According to the latest reports, the Office of the Comptroller of the Currency (OCC) will let US banks use public blockchains and stablecoins as a form of settlement infrastructure in the country’s financial system.
The OCC is a part of the US Treasury and ranks among the biggest banking regulators in the country. It has now created new guidance to enable American banks to use stablecoins to conduct various payment activities and many other bank-permissible functions.

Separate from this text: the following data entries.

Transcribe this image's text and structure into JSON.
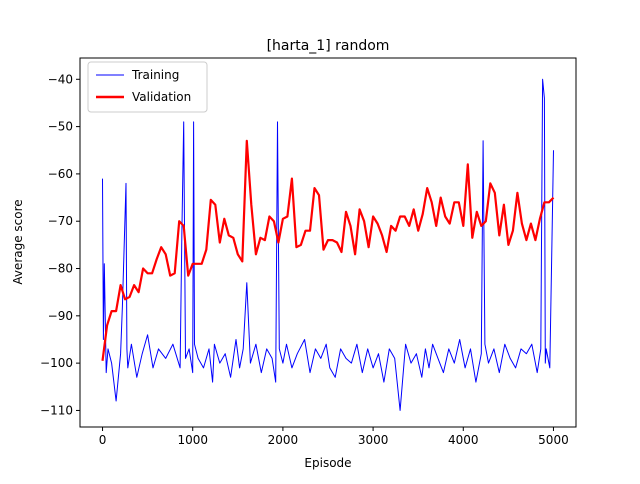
{
  "chart_data": {
    "type": "line",
    "title": "[harta_1] random",
    "xlabel": "Episode",
    "ylabel": "Average score",
    "xlim": [
      -250,
      5250
    ],
    "ylim": [
      -113.5,
      -35.5
    ],
    "xticks": [
      0,
      1000,
      2000,
      3000,
      4000,
      5000
    ],
    "xtick_labels": [
      "0",
      "1000",
      "2000",
      "3000",
      "4000",
      "5000"
    ],
    "yticks": [
      -110,
      -100,
      -90,
      -80,
      -70,
      -60,
      -50,
      -40
    ],
    "ytick_labels": [
      "−110",
      "−100",
      "−90",
      "−80",
      "−70",
      "−60",
      "−50",
      "−40"
    ],
    "grid": false,
    "legend_position": "upper-left",
    "series": [
      {
        "name": "Training",
        "color": "#0000ff",
        "style": "thin",
        "x": [
          0,
          10,
          20,
          40,
          60,
          100,
          150,
          200,
          220,
          260,
          270,
          280,
          320,
          380,
          440,
          500,
          560,
          620,
          700,
          780,
          860,
          880,
          900,
          920,
          960,
          1000,
          1010,
          1020,
          1060,
          1120,
          1180,
          1220,
          1240,
          1300,
          1360,
          1420,
          1480,
          1520,
          1560,
          1600,
          1640,
          1700,
          1760,
          1820,
          1880,
          1920,
          1940,
          1960,
          2000,
          2040,
          2100,
          2160,
          2240,
          2300,
          2360,
          2420,
          2480,
          2520,
          2580,
          2640,
          2700,
          2760,
          2820,
          2880,
          2940,
          3000,
          3060,
          3120,
          3180,
          3240,
          3300,
          3360,
          3420,
          3480,
          3540,
          3580,
          3620,
          3660,
          3720,
          3780,
          3840,
          3900,
          3960,
          4020,
          4080,
          4140,
          4200,
          4220,
          4240,
          4280,
          4340,
          4400,
          4460,
          4520,
          4580,
          4640,
          4700,
          4760,
          4820,
          4860,
          4880,
          4900,
          4910,
          4920,
          4960,
          5000
        ],
        "y": [
          -61,
          -95,
          -79,
          -102,
          -97,
          -100,
          -108,
          -98,
          -88,
          -62,
          -97,
          -101,
          -96,
          -103,
          -98,
          -94,
          -101,
          -97,
          -99,
          -96,
          -101,
          -72,
          -49,
          -99,
          -97,
          -102,
          -49,
          -96,
          -99,
          -101,
          -97,
          -104,
          -96,
          -100,
          -98,
          -103,
          -95,
          -101,
          -97,
          -83,
          -100,
          -96,
          -102,
          -97,
          -99,
          -104,
          -49,
          -97,
          -100,
          -96,
          -101,
          -98,
          -95,
          -102,
          -97,
          -99,
          -96,
          -101,
          -103,
          -97,
          -99,
          -100,
          -96,
          -102,
          -97,
          -101,
          -98,
          -104,
          -97,
          -99,
          -110,
          -96,
          -100,
          -98,
          -103,
          -97,
          -101,
          -96,
          -99,
          -102,
          -97,
          -100,
          -95,
          -101,
          -97,
          -104,
          -98,
          -53,
          -96,
          -100,
          -97,
          -102,
          -96,
          -99,
          -101,
          -97,
          -98,
          -96,
          -102,
          -97,
          -40,
          -44,
          -100,
          -97,
          -101,
          -55
        ]
      },
      {
        "name": "Validation",
        "color": "#ff0000",
        "style": "thick",
        "x": [
          0,
          50,
          100,
          150,
          200,
          250,
          300,
          350,
          400,
          450,
          500,
          550,
          600,
          650,
          700,
          750,
          800,
          850,
          900,
          950,
          1000,
          1050,
          1100,
          1150,
          1200,
          1250,
          1300,
          1350,
          1400,
          1450,
          1500,
          1550,
          1600,
          1650,
          1700,
          1750,
          1800,
          1850,
          1900,
          1950,
          2000,
          2050,
          2100,
          2150,
          2200,
          2250,
          2300,
          2350,
          2400,
          2450,
          2500,
          2550,
          2600,
          2650,
          2700,
          2750,
          2800,
          2850,
          2900,
          2950,
          3000,
          3050,
          3100,
          3150,
          3200,
          3250,
          3300,
          3350,
          3400,
          3450,
          3500,
          3550,
          3600,
          3650,
          3700,
          3750,
          3800,
          3850,
          3900,
          3950,
          4000,
          4050,
          4100,
          4150,
          4200,
          4250,
          4300,
          4350,
          4400,
          4450,
          4500,
          4550,
          4600,
          4650,
          4700,
          4750,
          4800,
          4850,
          4900,
          4950,
          5000
        ],
        "y": [
          -99.5,
          -92,
          -89,
          -89,
          -83.5,
          -86.5,
          -86,
          -83.5,
          -85,
          -80,
          -81,
          -81,
          -78,
          -75.5,
          -77,
          -81.5,
          -81,
          -70,
          -71,
          -81.5,
          -79,
          -79,
          -79,
          -76,
          -65.5,
          -66.5,
          -74.5,
          -69.5,
          -73,
          -73.5,
          -77,
          -78.5,
          -53,
          -66.5,
          -77,
          -73.5,
          -74,
          -69,
          -70,
          -74.5,
          -69.5,
          -69,
          -61,
          -75.5,
          -75,
          -72,
          -72,
          -63,
          -64.5,
          -76,
          -74,
          -74,
          -74.5,
          -76.5,
          -68,
          -71,
          -77,
          -67.5,
          -70,
          -75.5,
          -69,
          -70.5,
          -73,
          -76.5,
          -71,
          -72,
          -69,
          -69,
          -71,
          -67.5,
          -72,
          -68.5,
          -63,
          -66,
          -71,
          -65,
          -69,
          -70.5,
          -66,
          -66,
          -71,
          -58,
          -73.5,
          -68,
          -71,
          -70,
          -62,
          -64,
          -73,
          -66.5,
          -75,
          -72,
          -64,
          -70.5,
          -74,
          -70.5,
          -74,
          -69.5,
          -66,
          -66,
          -65
        ]
      }
    ]
  }
}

It particularly highlighted that US banks would be authorized to participate in what it calls independent node verification networks (INVN); in other words, the public blockchains. Brian P. Brooks, the acting comptroller of the currency said:
“Our letter removes any legal uncertainty about the authority of banks to connect to blockchains as validator nodes and thereby transact stablecoin payments on behalf of customers who are increasingly demanding the speed, efficiency, interoperability, and low cost associated with these products.”
Are Stablecoins Off The Hook?
This announcement comes at a time when the stablecoin space has come under massive scrutiny from the US regulators who want more clarification on audits for them.

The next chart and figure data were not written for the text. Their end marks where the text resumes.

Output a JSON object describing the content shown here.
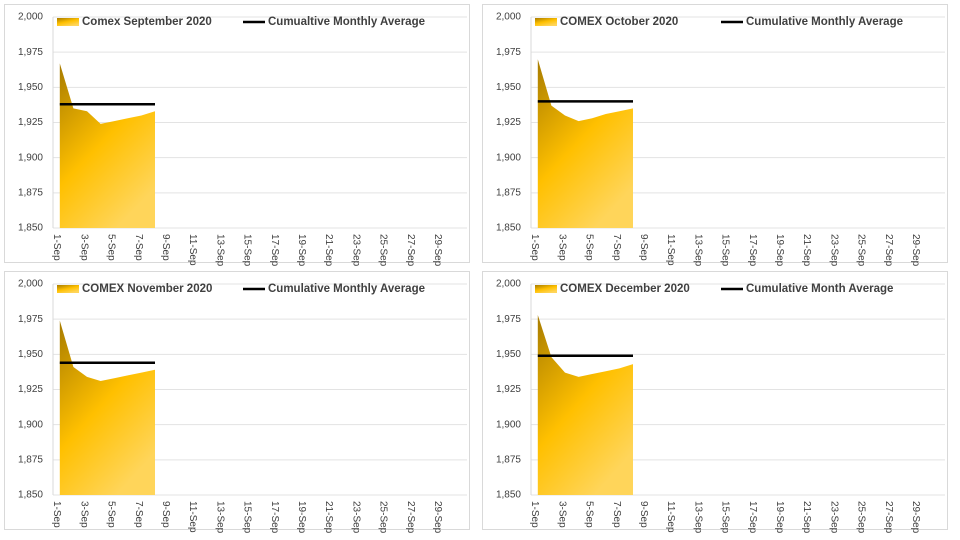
{
  "chart_data": [
    {
      "type": "area",
      "categories": [
        "1-Sep",
        null,
        "3-Sep",
        null,
        "5-Sep",
        null,
        "7-Sep",
        null,
        "9-Sep",
        null,
        "11-Sep",
        null,
        "13-Sep",
        null,
        "15-Sep",
        null,
        "17-Sep",
        null,
        "19-Sep",
        null,
        "21-Sep",
        null,
        "23-Sep",
        null,
        "25-Sep",
        null,
        "27-Sep",
        null,
        "29-Sep",
        null
      ],
      "series": [
        {
          "name": "Comex September 2020",
          "color": "#ffc000",
          "values": [
            1967,
            1935,
            1933,
            1924,
            1926,
            1928,
            1930,
            1933,
            null,
            null,
            null,
            null,
            null,
            null,
            null,
            null,
            null,
            null,
            null,
            null,
            null,
            null,
            null,
            null,
            null,
            null,
            null,
            null,
            null,
            null
          ]
        },
        {
          "name": "Cumualtive Monthly Average",
          "color": "#000000",
          "values": [
            1938,
            1938,
            1938,
            1938,
            1938,
            1938,
            1938,
            1938,
            null,
            null,
            null,
            null,
            null,
            null,
            null,
            null,
            null,
            null,
            null,
            null,
            null,
            null,
            null,
            null,
            null,
            null,
            null,
            null,
            null,
            null
          ]
        }
      ],
      "ylim": [
        1850,
        2000
      ],
      "yticks": [
        {
          "value": 1850,
          "label": "1,850"
        },
        {
          "value": 1875,
          "label": "1,875"
        },
        {
          "value": 1900,
          "label": "1,900"
        },
        {
          "value": 1925,
          "label": "1,925"
        },
        {
          "value": 1950,
          "label": "1,950"
        },
        {
          "value": 1975,
          "label": "1,975"
        },
        {
          "value": 2000,
          "label": "2,000"
        }
      ],
      "grid": true
    },
    {
      "type": "area",
      "categories": [
        "1-Sep",
        null,
        "3-Sep",
        null,
        "5-Sep",
        null,
        "7-Sep",
        null,
        "9-Sep",
        null,
        "11-Sep",
        null,
        "13-Sep",
        null,
        "15-Sep",
        null,
        "17-Sep",
        null,
        "19-Sep",
        null,
        "21-Sep",
        null,
        "23-Sep",
        null,
        "25-Sep",
        null,
        "27-Sep",
        null,
        "29-Sep",
        null
      ],
      "series": [
        {
          "name": "COMEX October 2020",
          "color": "#ffc000",
          "values": [
            1970,
            1937,
            1930,
            1926,
            1928,
            1931,
            1933,
            1935,
            null,
            null,
            null,
            null,
            null,
            null,
            null,
            null,
            null,
            null,
            null,
            null,
            null,
            null,
            null,
            null,
            null,
            null,
            null,
            null,
            null,
            null
          ]
        },
        {
          "name": "Cumulative Monthly Average",
          "color": "#000000",
          "values": [
            1940,
            1940,
            1940,
            1940,
            1940,
            1940,
            1940,
            1940,
            null,
            null,
            null,
            null,
            null,
            null,
            null,
            null,
            null,
            null,
            null,
            null,
            null,
            null,
            null,
            null,
            null,
            null,
            null,
            null,
            null,
            null
          ]
        }
      ],
      "ylim": [
        1850,
        2000
      ],
      "yticks": [
        {
          "value": 1850,
          "label": "1,850"
        },
        {
          "value": 1875,
          "label": "1,875"
        },
        {
          "value": 1900,
          "label": "1,900"
        },
        {
          "value": 1925,
          "label": "1,925"
        },
        {
          "value": 1950,
          "label": "1,950"
        },
        {
          "value": 1975,
          "label": "1,975"
        },
        {
          "value": 2000,
          "label": "2,000"
        }
      ],
      "grid": true
    },
    {
      "type": "area",
      "categories": [
        "1-Sep",
        null,
        "3-Sep",
        null,
        "5-Sep",
        null,
        "7-Sep",
        null,
        "9-Sep",
        null,
        "11-Sep",
        null,
        "13-Sep",
        null,
        "15-Sep",
        null,
        "17-Sep",
        null,
        "19-Sep",
        null,
        "21-Sep",
        null,
        "23-Sep",
        null,
        "25-Sep",
        null,
        "27-Sep",
        null,
        "29-Sep",
        null
      ],
      "series": [
        {
          "name": "COMEX November 2020",
          "color": "#ffc000",
          "values": [
            1974,
            1941,
            1934,
            1931,
            1933,
            1935,
            1937,
            1939,
            null,
            null,
            null,
            null,
            null,
            null,
            null,
            null,
            null,
            null,
            null,
            null,
            null,
            null,
            null,
            null,
            null,
            null,
            null,
            null,
            null,
            null
          ]
        },
        {
          "name": "Cumulative Monthly Average",
          "color": "#000000",
          "values": [
            1944,
            1944,
            1944,
            1944,
            1944,
            1944,
            1944,
            1944,
            null,
            null,
            null,
            null,
            null,
            null,
            null,
            null,
            null,
            null,
            null,
            null,
            null,
            null,
            null,
            null,
            null,
            null,
            null,
            null,
            null,
            null
          ]
        }
      ],
      "ylim": [
        1850,
        2000
      ],
      "yticks": [
        {
          "value": 1850,
          "label": "1,850"
        },
        {
          "value": 1875,
          "label": "1,875"
        },
        {
          "value": 1900,
          "label": "1,900"
        },
        {
          "value": 1925,
          "label": "1,925"
        },
        {
          "value": 1950,
          "label": "1,950"
        },
        {
          "value": 1975,
          "label": "1,975"
        },
        {
          "value": 2000,
          "label": "2,000"
        }
      ],
      "grid": true
    },
    {
      "type": "area",
      "categories": [
        "1-Sep",
        null,
        "3-Sep",
        null,
        "5-Sep",
        null,
        "7-Sep",
        null,
        "9-Sep",
        null,
        "11-Sep",
        null,
        "13-Sep",
        null,
        "15-Sep",
        null,
        "17-Sep",
        null,
        "19-Sep",
        null,
        "21-Sep",
        null,
        "23-Sep",
        null,
        "25-Sep",
        null,
        "27-Sep",
        null,
        "29-Sep",
        null
      ],
      "series": [
        {
          "name": "COMEX December 2020",
          "color": "#ffc000",
          "values": [
            1978,
            1948,
            1937,
            1934,
            1936,
            1938,
            1940,
            1943,
            null,
            null,
            null,
            null,
            null,
            null,
            null,
            null,
            null,
            null,
            null,
            null,
            null,
            null,
            null,
            null,
            null,
            null,
            null,
            null,
            null,
            null
          ]
        },
        {
          "name": "Cumulative Month Average",
          "color": "#000000",
          "values": [
            1949,
            1949,
            1949,
            1949,
            1949,
            1949,
            1949,
            1949,
            null,
            null,
            null,
            null,
            null,
            null,
            null,
            null,
            null,
            null,
            null,
            null,
            null,
            null,
            null,
            null,
            null,
            null,
            null,
            null,
            null,
            null
          ]
        }
      ],
      "ylim": [
        1850,
        2000
      ],
      "yticks": [
        {
          "value": 1850,
          "label": "1,850"
        },
        {
          "value": 1875,
          "label": "1,875"
        },
        {
          "value": 1900,
          "label": "1,900"
        },
        {
          "value": 1925,
          "label": "1,925"
        },
        {
          "value": 1950,
          "label": "1,950"
        },
        {
          "value": 1975,
          "label": "1,975"
        },
        {
          "value": 2000,
          "label": "2,000"
        }
      ],
      "grid": true
    }
  ]
}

Notably, a new Stable Act has been proposed. If it is passed, it may cause big problems for the issuers including Tether. This bill would need stablecoin issuers to get a chartered banking license and submit entirely to audits executed by the Federal Reserve.

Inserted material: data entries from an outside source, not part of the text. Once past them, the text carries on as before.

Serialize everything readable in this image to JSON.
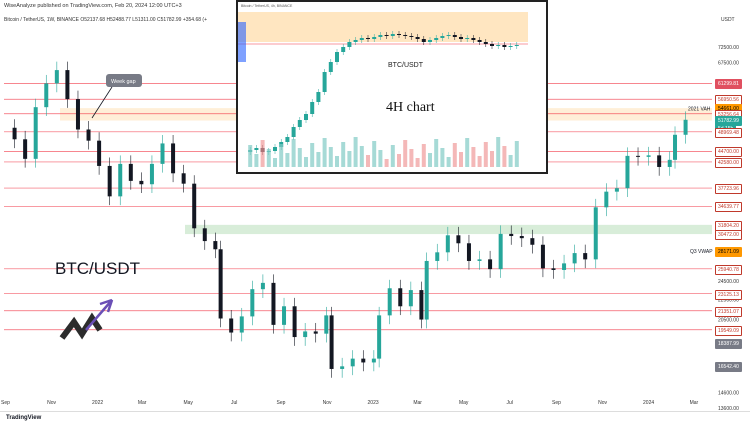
{
  "header": {
    "left": "WiseAnalyze published on TradingView.com, Feb 20, 2024 12:00 UTC+3",
    "symbol_line": "Bitcoin / TetherUS, 1W, BINANCE O52137.68 H52488.77 L51311.00 C51782.99 +354.68 (+"
  },
  "unit": "USDT",
  "footer": {
    "brand": "TradingView"
  },
  "watermark": {
    "pair": "BTC/USDT"
  },
  "annotations": {
    "week_gap": "Week gap",
    "vah_2021": "2021 VAH",
    "q3_vwap": "Q3 VWAP"
  },
  "inset": {
    "header": "Bitcoin / TetherUS, 4h, BINANCE",
    "pair": "BTC/USDT",
    "title": "4H chart"
  },
  "price_labels": [
    {
      "text": "61299.81",
      "bg": "#e05060",
      "fg": "#ffffff"
    },
    {
      "text": "56950.56",
      "bg": "#ffffff",
      "fg": "#c0392b"
    },
    {
      "text": "54661.00",
      "bg": "#ff9800",
      "fg": "#000000"
    },
    {
      "text": "53256.64",
      "bg": "#ffffff",
      "fg": "#c0392b"
    },
    {
      "text": "51782.99",
      "bg": "#26a69a",
      "fg": "#ffffff"
    },
    {
      "text": "5d 15h",
      "bg": "#26a69a",
      "fg": "#ffffff"
    },
    {
      "text": "48969.48",
      "bg": "#ffffff",
      "fg": "#c0392b"
    },
    {
      "text": "44700.00",
      "bg": "#ffffff",
      "fg": "#c0392b"
    },
    {
      "text": "42580.00",
      "bg": "#ffffff",
      "fg": "#c0392b"
    },
    {
      "text": "37723.96",
      "bg": "#ffffff",
      "fg": "#c0392b"
    },
    {
      "text": "34639.77",
      "bg": "#ffffff",
      "fg": "#c0392b"
    },
    {
      "text": "31804.20",
      "bg": "#ffffff",
      "fg": "#c0392b"
    },
    {
      "text": "30472.00",
      "bg": "#ffffff",
      "fg": "#c0392b"
    },
    {
      "text": "28171.09",
      "bg": "#ff9800",
      "fg": "#000000"
    },
    {
      "text": "25940.78",
      "bg": "#ffffff",
      "fg": "#c0392b"
    },
    {
      "text": "23125.13",
      "bg": "#ffffff",
      "fg": "#c0392b"
    },
    {
      "text": "21351.07",
      "bg": "#ffffff",
      "fg": "#c0392b"
    },
    {
      "text": "19549.09",
      "bg": "#ffffff",
      "fg": "#c0392b"
    },
    {
      "text": "18387.99",
      "bg": "#787b86",
      "fg": "#ffffff"
    },
    {
      "text": "16542.40",
      "bg": "#787b86",
      "fg": "#ffffff"
    }
  ],
  "chart_data": {
    "type": "candlestick",
    "title": "",
    "timeframe": "1W",
    "y_scale": "log",
    "ylim": [
      13600,
      80000
    ],
    "y_ticks": [
      "72500.00",
      "67500.00",
      "24500.00",
      "22500.00",
      "20500.00",
      "16542.40",
      "14600.00",
      "13600.00"
    ],
    "x_ticks": [
      "Sep",
      "Nov",
      "2022",
      "Mar",
      "May",
      "Jul",
      "Sep",
      "Nov",
      "2023",
      "Mar",
      "May",
      "Jul",
      "Sep",
      "Nov",
      "2024",
      "Mar"
    ],
    "x_range": [
      "2021-08-30",
      "2024-03-25"
    ],
    "levels": [
      {
        "price": 61299.81,
        "kind": "resistance",
        "color": "#f23645"
      },
      {
        "price": 56950.56,
        "kind": "level",
        "color": "#f23645"
      },
      {
        "price": 53256.64,
        "kind": "level",
        "color": "#f23645"
      },
      {
        "price": 48969.48,
        "kind": "level",
        "color": "#f23645"
      },
      {
        "price": 44700.0,
        "kind": "level",
        "color": "#f23645"
      },
      {
        "price": 42580.0,
        "kind": "level",
        "color": "#f23645"
      },
      {
        "price": 37723.96,
        "kind": "level",
        "color": "#f23645"
      },
      {
        "price": 34639.77,
        "kind": "level",
        "color": "#f23645"
      },
      {
        "price": 25940.78,
        "kind": "level",
        "color": "#f23645"
      },
      {
        "price": 23125.13,
        "kind": "level",
        "color": "#f23645"
      },
      {
        "price": 21351.07,
        "kind": "level",
        "color": "#f23645"
      },
      {
        "price": 19549.09,
        "kind": "level",
        "color": "#f23645"
      }
    ],
    "zones": [
      {
        "from": 30472.0,
        "to": 31804.2,
        "color": "#4caf50"
      },
      {
        "from": 51600.0,
        "to": 54661.0,
        "color": "#ffb74d"
      }
    ],
    "weekly_closes": [
      {
        "date": "2021-08-30",
        "close": 49900
      },
      {
        "date": "2021-09-13",
        "close": 47300
      },
      {
        "date": "2021-09-27",
        "close": 43200
      },
      {
        "date": "2021-10-11",
        "close": 54900
      },
      {
        "date": "2021-10-25",
        "close": 61300
      },
      {
        "date": "2021-11-08",
        "close": 65200
      },
      {
        "date": "2021-11-22",
        "close": 57000
      },
      {
        "date": "2021-12-06",
        "close": 49500
      },
      {
        "date": "2021-12-20",
        "close": 47000
      },
      {
        "date": "2022-01-03",
        "close": 41800
      },
      {
        "date": "2022-01-17",
        "close": 36300
      },
      {
        "date": "2022-01-31",
        "close": 42200
      },
      {
        "date": "2022-02-14",
        "close": 39000
      },
      {
        "date": "2022-02-28",
        "close": 38400
      },
      {
        "date": "2022-03-14",
        "close": 42200
      },
      {
        "date": "2022-03-28",
        "close": 46400
      },
      {
        "date": "2022-04-11",
        "close": 40400
      },
      {
        "date": "2022-04-25",
        "close": 38500
      },
      {
        "date": "2022-05-09",
        "close": 31300
      },
      {
        "date": "2022-05-23",
        "close": 29500
      },
      {
        "date": "2022-06-06",
        "close": 28400
      },
      {
        "date": "2022-06-13",
        "close": 20600
      },
      {
        "date": "2022-06-27",
        "close": 19300
      },
      {
        "date": "2022-07-11",
        "close": 20800
      },
      {
        "date": "2022-07-25",
        "close": 23600
      },
      {
        "date": "2022-08-08",
        "close": 24300
      },
      {
        "date": "2022-08-22",
        "close": 20000
      },
      {
        "date": "2022-09-05",
        "close": 21800
      },
      {
        "date": "2022-09-19",
        "close": 18900
      },
      {
        "date": "2022-10-03",
        "close": 19400
      },
      {
        "date": "2022-10-17",
        "close": 19200
      },
      {
        "date": "2022-10-31",
        "close": 20900
      },
      {
        "date": "2022-11-07",
        "close": 16300
      },
      {
        "date": "2022-11-21",
        "close": 16500
      },
      {
        "date": "2022-12-05",
        "close": 17100
      },
      {
        "date": "2022-12-19",
        "close": 16800
      },
      {
        "date": "2023-01-02",
        "close": 17100
      },
      {
        "date": "2023-01-09",
        "close": 20900
      },
      {
        "date": "2023-01-23",
        "close": 23700
      },
      {
        "date": "2023-02-06",
        "close": 21800
      },
      {
        "date": "2023-02-20",
        "close": 23500
      },
      {
        "date": "2023-03-06",
        "close": 20500
      },
      {
        "date": "2023-03-13",
        "close": 26900
      },
      {
        "date": "2023-03-27",
        "close": 28000
      },
      {
        "date": "2023-04-10",
        "close": 30300
      },
      {
        "date": "2023-04-24",
        "close": 29200
      },
      {
        "date": "2023-05-08",
        "close": 26900
      },
      {
        "date": "2023-05-22",
        "close": 27100
      },
      {
        "date": "2023-06-05",
        "close": 25900
      },
      {
        "date": "2023-06-19",
        "close": 30500
      },
      {
        "date": "2023-07-03",
        "close": 30200
      },
      {
        "date": "2023-07-17",
        "close": 29900
      },
      {
        "date": "2023-07-31",
        "close": 29000
      },
      {
        "date": "2023-08-14",
        "close": 26000
      },
      {
        "date": "2023-08-28",
        "close": 25800
      },
      {
        "date": "2023-09-11",
        "close": 26600
      },
      {
        "date": "2023-09-25",
        "close": 27900
      },
      {
        "date": "2023-10-09",
        "close": 27100
      },
      {
        "date": "2023-10-23",
        "close": 34500
      },
      {
        "date": "2023-11-06",
        "close": 37100
      },
      {
        "date": "2023-11-20",
        "close": 37700
      },
      {
        "date": "2023-12-04",
        "close": 43800
      },
      {
        "date": "2023-12-18",
        "close": 43600
      },
      {
        "date": "2024-01-01",
        "close": 43900
      },
      {
        "date": "2024-01-15",
        "close": 41600
      },
      {
        "date": "2024-01-29",
        "close": 43000
      },
      {
        "date": "2024-02-05",
        "close": 48300
      },
      {
        "date": "2024-02-19",
        "close": 51782.99
      }
    ]
  }
}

While referring to this proposal, Brooks said that the President’s Working Group on Financial Markets recently created a major framework for ushering in an era of well-developed stablecoin-based financial infrastructure.
The list of stablecoins to be permitted to operate was not disclosed although it is quite unlikely that it will feature the unregulated ones like USDT. This move may encourage these stablecoins to get the needed permits and licenses to cooperate with US banks in an official capacity.
Jeremy Allaire, the co-founder and CEO of Circle, termed it as a ‘huge win for crypto and stablecoins.’
“The new interpretive letter establishes that banks can treat public chains as infrastructure similar to SWIFT, ACH and FedWire, and stablecoins like USDC as electronic stored value. The significance of this can’t be understated.”
Is It Bullish For Crypto?
According to Kraken’s Dan Held, the latest move would be bullish for bitcoin that is already recovering from its recent dip to $27.7K;
“This is huge for Bitcoin. As an immutable SoV, it already settles over a trillion dollars’ worth of value annually.”
Nonetheless, the main difference will be that the dollar-backed stablecoins are controlled by the central bank and they are likely to be the only ones permitted. Interestingly, that does not include the decentralized assets like Bitcoin, and may well be restricted to only the central bank digital currencies. That may exclude the current batch of stablecoins on the market.